The discriminant (Δ) is positive, indicating two distinct real solutions.

Using the discriminant, we apply the quadratic formula:

x = (5 ± √(217)) / 8

This gives us two solutions for x:

x₁ = (5 + √217) / 8

x₂ = (5 – √217) / 8

For a more precise calculation, we approximate √217:

√217 ≈ 14.73

Substituting this into the solutions, we get:

x1 ≈ (5 + 14.73) / 8

x1 ≈ 19.73 / 8

x1 ≈ 2.46625

and

x2 ≈ (5 – 14.73) / 8

x2 ≈ -9.73 / 8

x2 ≈ -1.21625

Numerical Result

So, the approximate solutions for the equation are:

x1 ≈ 2.46625 (or x1 ≈ 2.47 if rounded to two decimal places)
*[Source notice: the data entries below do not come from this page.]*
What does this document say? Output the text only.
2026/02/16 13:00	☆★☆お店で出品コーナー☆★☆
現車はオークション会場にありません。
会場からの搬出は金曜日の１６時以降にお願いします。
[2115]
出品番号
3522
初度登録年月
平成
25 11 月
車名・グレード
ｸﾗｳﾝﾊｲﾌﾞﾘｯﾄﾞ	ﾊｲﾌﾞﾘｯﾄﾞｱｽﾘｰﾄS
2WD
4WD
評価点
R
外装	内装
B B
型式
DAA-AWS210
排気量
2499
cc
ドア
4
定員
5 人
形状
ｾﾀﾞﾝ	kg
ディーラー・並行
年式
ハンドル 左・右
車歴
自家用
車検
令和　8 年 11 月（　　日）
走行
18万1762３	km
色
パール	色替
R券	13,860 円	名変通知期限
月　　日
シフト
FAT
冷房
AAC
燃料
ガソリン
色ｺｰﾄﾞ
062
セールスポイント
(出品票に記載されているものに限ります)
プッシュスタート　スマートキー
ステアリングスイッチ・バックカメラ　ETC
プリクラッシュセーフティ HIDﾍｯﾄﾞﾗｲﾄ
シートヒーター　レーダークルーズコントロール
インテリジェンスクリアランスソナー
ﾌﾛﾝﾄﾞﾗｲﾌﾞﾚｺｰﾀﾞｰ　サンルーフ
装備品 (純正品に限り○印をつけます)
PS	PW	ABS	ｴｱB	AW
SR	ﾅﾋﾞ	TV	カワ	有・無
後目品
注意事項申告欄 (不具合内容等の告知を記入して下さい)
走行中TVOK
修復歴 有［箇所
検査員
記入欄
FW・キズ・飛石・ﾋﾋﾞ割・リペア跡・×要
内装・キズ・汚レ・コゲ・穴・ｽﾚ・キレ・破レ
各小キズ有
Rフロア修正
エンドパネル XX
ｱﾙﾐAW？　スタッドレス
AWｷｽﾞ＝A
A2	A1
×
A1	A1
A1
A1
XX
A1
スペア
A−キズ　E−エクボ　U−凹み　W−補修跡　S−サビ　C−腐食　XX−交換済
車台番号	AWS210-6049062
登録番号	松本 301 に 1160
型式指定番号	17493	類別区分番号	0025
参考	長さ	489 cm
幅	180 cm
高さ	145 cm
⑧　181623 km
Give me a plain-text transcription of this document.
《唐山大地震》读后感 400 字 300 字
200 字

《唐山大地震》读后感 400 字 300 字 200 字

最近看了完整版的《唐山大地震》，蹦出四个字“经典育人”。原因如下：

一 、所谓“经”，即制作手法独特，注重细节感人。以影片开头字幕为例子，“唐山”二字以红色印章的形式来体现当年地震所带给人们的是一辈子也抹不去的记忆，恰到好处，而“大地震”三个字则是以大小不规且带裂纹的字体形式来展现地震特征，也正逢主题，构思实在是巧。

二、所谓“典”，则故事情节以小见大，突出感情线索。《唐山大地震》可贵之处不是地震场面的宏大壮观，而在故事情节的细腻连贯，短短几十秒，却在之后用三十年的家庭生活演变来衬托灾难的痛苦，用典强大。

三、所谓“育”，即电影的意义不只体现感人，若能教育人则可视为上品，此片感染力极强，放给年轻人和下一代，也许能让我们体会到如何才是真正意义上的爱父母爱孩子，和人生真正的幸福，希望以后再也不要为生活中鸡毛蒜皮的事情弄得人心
x2 ≈ -1.21625 (or x2 ≈ -1.22 if rounded to two decimal places)

Example

Solve the following quadratic equation: 3x² + 6x - 9 = 0

Solution

To solve the quadratic equation 3x² + 6x - 9 = 0, use the quadratic formula: x = (-b ± √(b² - 4ac)) / (2a). Here, the coefficients are a = 3, b = 6, and c = -9.

Calculate the discriminant (Δ):

Δ = b² - 4ac

Δ = 6² - 4*3*(-9)

Δ = 36 + 108

Δ = 144

Since the discriminant (Δ) is positive, there are two distinct real solutions.

Apply the quadratic formula:

x = (-6 ± √144) / (2*3)

This results in two solutions for x:

x₁ = (-6 + 12) / 6

x₁ = 1

and

x₂ = (-6 - 12) / 6

x₂ = -3

So, the solutions to the equation 3x² + 6x - 9 = 0 are x₁ = 1 and x₂ = -3. These are the x-values where the parabola represented by the equation would intersect the x-axis.